Lung adenocarcinoma (LUAD) is one of the deadliest cancers, with EGFR mutations—particularly EGFR-TKI sensitizing mutations—being common. Currently, osimertinib is the most used and effective FDA-approved EGFR-TKI; however, resistance is inevitable. Focusing on unknown epigenetic and transcription factors contributing to osimertinib resistance, we recently employed a CRISPR knockout screening that identified the AP1 transcription factor (FOSL1 and JUN) as a key modulator of resistance. Silencing FOSL1 or JUN restored drug sensitivity, revealing a synthetic lethal interaction with the EGFR pathway. Integrative multi-omics analyses (RNA-Seq, ATAC-Seq, CRISPR knock-out screening) highlighted VAV3, a key molecular-switch in Rho-GTPase family, and specifically its major transcript VAV3.1 as a promising resistance-associated gene. Ongoing studies aim to clarify the role of VAV3.1 in the "transcriptional regulation – resistance" axis.

To investigate the role of VAV3.1, multiple bioinformatic analyses and in vitro experiments were conducted. qRT-PCR analysis confirmed the dominance of VAV3.1 over VAV3 in HCC827-OsiR cells, also validated by RNA-Seq. VAV3.1 was then knocked out using CRISPR-Cas9 methodology. Possible synthetic lethal interactions between VAV3.1 knock-out and osimertinib were tested through 2D colony formation, competitive cell proliferation, and BrdU assays. Western blotting was performed to explore the effects of VAV3.1 on survival pathways. Vav3.1 was then overexpressed in parental HCC827 cells to assess the changes in proliferation and survival capabilities.

Our findings validated that VAV3.1, containing a unique 110-nucleotide sequence that suggests a distinct promoter regulation, was the dominant transcript of VAV3 in our cells. Using integrative multi-omics studies, VAV3.1 was identified to have significant changes in expression and chromatin accessibility, suggesting a role in resistance. However, in vitro assays showed a minor effect of VAV3.1 silencing in osimertinib sensitization.

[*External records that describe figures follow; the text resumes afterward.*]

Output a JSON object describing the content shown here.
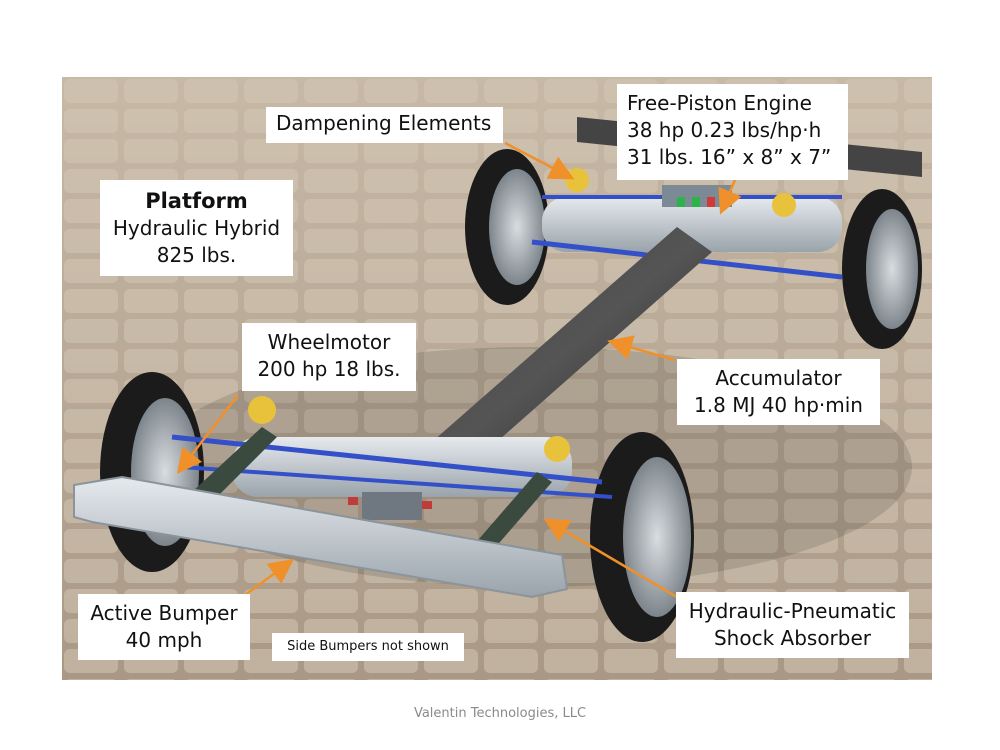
{
  "labels": {
    "dampening": "Dampening Elements",
    "engine": [
      "Free-Piston Engine",
      "38 hp   0.23 lbs/hp·h",
      "31 lbs.  16” x 8” x 7”"
    ],
    "platform": [
      "Platform",
      "Hydraulic Hybrid",
      "825 lbs."
    ],
    "wheelmotor": [
      "Wheelmotor",
      "200 hp  18 lbs."
    ],
    "accumulator": [
      "Accumulator",
      "1.8 MJ  40 hp·min"
    ],
    "bumper": [
      "Active Bumper",
      "40 mph"
    ],
    "side_note": "Side Bumpers not shown",
    "shock": [
      "Hydraulic-Pneumatic",
      "Shock Absorber"
    ]
  },
  "footer": "Valentin Technologies, LLC",
  "colors": {
    "arrow": "#f0902a",
    "frame_blue": "#3450c8",
    "tube": "#2a2a2a",
    "pavement": "#b9a894"
  }
}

Here we provide the first preliminary findings of a unique VAV3 transcript, VAV3.1, as a downstream target of the AP1 family in osimertinib resistance. Our findings highlight the complexity of VAV3.1's involvement in drug resistance that could stem from the polyclonal nature and heterogeneity of our cells. Ongoing experimental strategies aim to further investigate the precise role of VAV3.1 in resistance mechanisms for a more comprehensive understanding of its function.